Do you have a child who suffers from anxiety or excessive worry? Being a school counselor, I am noticing that more and more of our students are coming to school plagued with moderate to severe anxiety. Quite a few have been clinically diagnosed, and a few are on medications.
In the school environment, the most common diagnoses we see are:
- Generalized Anxiety Disorder (GAD) - This can make a child very hard on him or herself; constantly striving for perfection and seeking reassurance. Sometimes we assume this pressure comes from parents, but with an anxiety disorder, the parent is not likely the culprit. This is driven by the child, and often he or she does not understand why.

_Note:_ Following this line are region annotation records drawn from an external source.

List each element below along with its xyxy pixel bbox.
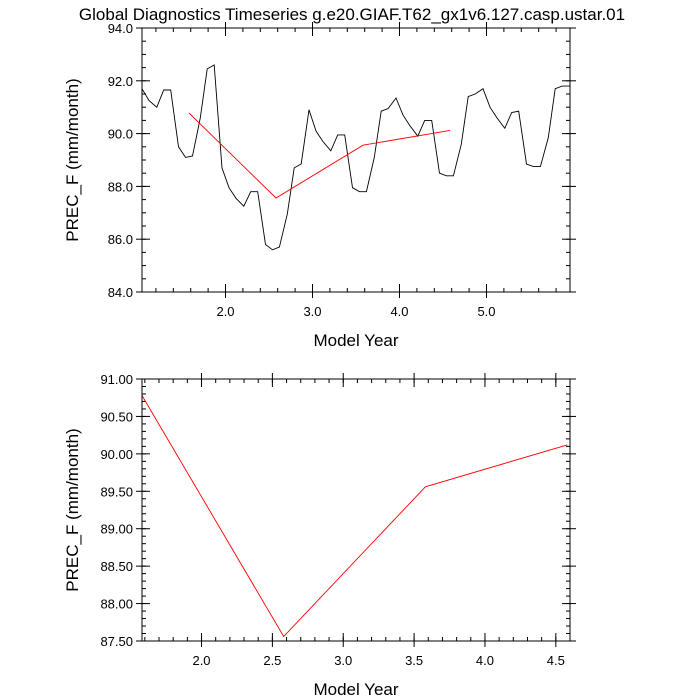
top-y-tick-label: 88.0: [108, 179, 133, 194]
top-red-series-line: [188, 112, 451, 199]
bottom-x-tick-label: 2.5: [263, 653, 281, 668]
bottom-y-tick-label: 89.50: [100, 484, 133, 499]
bottom-x-tick-label: 4.0: [476, 653, 494, 668]
top-x-tick-label: 2.0: [216, 304, 234, 319]
bottom-plot-frame: [141, 378, 571, 642]
bottom-y-tick-label: 88.00: [100, 597, 133, 612]
top-y-tick-label: 86.0: [108, 232, 133, 247]
bottom-y-tick-label: 89.00: [100, 522, 133, 537]
top-x-tick-label: 5.0: [477, 304, 495, 319]
figure-title: Global Diagnostics Timeseries g.e20.GIAF…: [79, 5, 625, 24]
top-y-axis-label: PREC_F (mm/month): [63, 78, 82, 241]
bottom-y-tick-label: 90.50: [100, 409, 133, 424]
top-y-tick-label: 90.0: [108, 127, 133, 142]
bottom-red-series-line: [141, 395, 568, 638]
bottom-y-tick-label: 91.00: [100, 372, 133, 387]
top-y-tick-label: 84.0: [108, 285, 133, 300]
top-x-tick-label: 4.0: [390, 304, 408, 319]
bottom-panel: 2.0 2.5 3.0 3.5 4.0 4.5 87.50 88.00 88.50 89.00 89…: [63, 372, 576, 699]
top-plot-frame: [141, 27, 571, 293]
bottom-y-tick-label: 90.00: [100, 447, 133, 462]
bottom-x-tick-label: 4.5: [547, 653, 565, 668]
bottom-x-tick-label: 3.0: [334, 653, 352, 668]
bottom-x-tick-label: 3.5: [405, 653, 423, 668]
bottom-x-tick-label: 2.0: [192, 653, 210, 668]
bottom-y-tick-label: 88.50: [100, 559, 133, 574]
top-y-tick-label: 94.0: [108, 21, 133, 36]
top-x-axis-label: Model Year: [313, 331, 398, 350]
bottom-y-tick-label: 87.50: [100, 634, 133, 649]
bottom-x-axis-label: Model Year: [313, 680, 398, 699]
top-panel: 2.0 3.0 4.0 5.0 84.0 86.0 88.0 90.0 92.0 94.0 Mod…: [63, 21, 576, 350]
top-x-tick-label: 3.0: [303, 304, 321, 319]
top-black-series-line: [141, 64, 570, 251]
bottom-y-axis-label: PREC_F (mm/month): [63, 428, 82, 591]
top-y-tick-label: 92.0: [108, 74, 133, 89]
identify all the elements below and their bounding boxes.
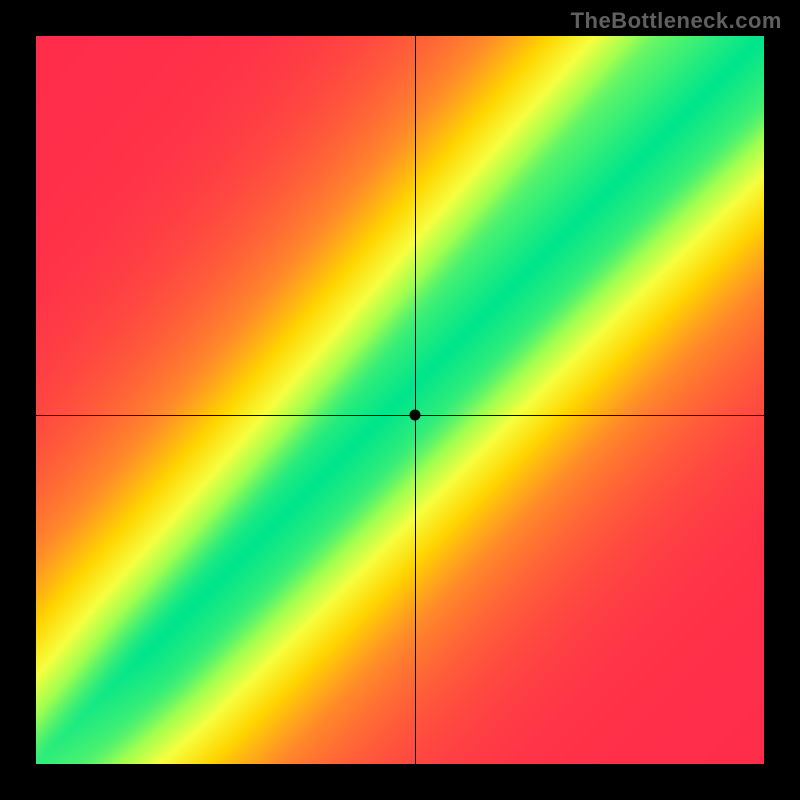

- Social Anxiety Disorder – a social phobia wherein a child is absolutely terrified of being singled out for anything at all – being called on in class, giving a presentation or even initiating conversation with peers. In severe cases, these seemingly simple school behaviors can bring on panic attacks or physical symptoms
- School phobia/separation anxiety – This is very common in the early years of school, but can resurface in times of transition to a new school, or if there has been an unpleasant incident in school. A child with tendencies towards anxiety will magnify something that might seem insignificant and exacerbate his or her own fears.
Although medications are an option at some point, most anxiety is within one’s power to control. There are some myths out there and some facts that may be helpful to know if you or your child is suffering from anxiety. Here are some of the common ones from the Anxiety and Depression Association of America.
- Myth: Snap a rubber band on your wrist every time you have a disturbing thought.
- Fact: Once popular, but recent studies show that suppressing your thoughts makes them stronger and more frequent.
- Myth: If a panic attack gets too bad, you can pass out or lose complete control.
- Fact: Highly unlikely – blood pressure has to fall for you to faint. During a panic attack, it actually rises slightly.
- Myth: If you have an anxiety disorder, you should avoid stressful situations.
- Fact: Treating yourself as a fragile being and avoiding risk leads to that very feeling. Avoiding anxiety tends to reinforce it. You can still do what you have to do whether you are anxious or not.
- Myth: Causes of anxiety are rooted in childhood, so one must have therapy that focuses on that time period.
- Fact: No matter the cause, research shows that effective therapy focuses on the present, not the past – skills to manage the presenting thoughts, emotions, and behavior in the here and now.
- Myth: Medication is the only answer.
- Fact: Cognitive behavior therapy can be just as or more effective than medication for most people. People can be taught to manage their emotions.
- Myth: One must have an enormous amount of compassionate reassurance from all parties who provide assistance in avoiding stress.
- Fact: Well-meaning friends and family can inadvertently get caught up in the anxiety by reassuring to the point of maintaining or reinforcing the fears by keeping the person from facing them. Gentle encouragement to move through the anxiety is more helpful than avoidance.
If your child suffers from anxiety in the school setting, it is important to talk with the teachers about the problems. Remember that staying at school is always the goal and rescuing your child will in the long run, become a handicap. Worrywise kids has some excellent strategies and accommodations for both parents and teachers
Most school anxieties can be overcome with time and patience. It is important to recognize difficulties but just as important to help a child move through them instead of allowing them to remain stuck. Fear is powerful, but often unwarranted. Learning coping strategies early on is usually the best thing you can do for yourself or your child.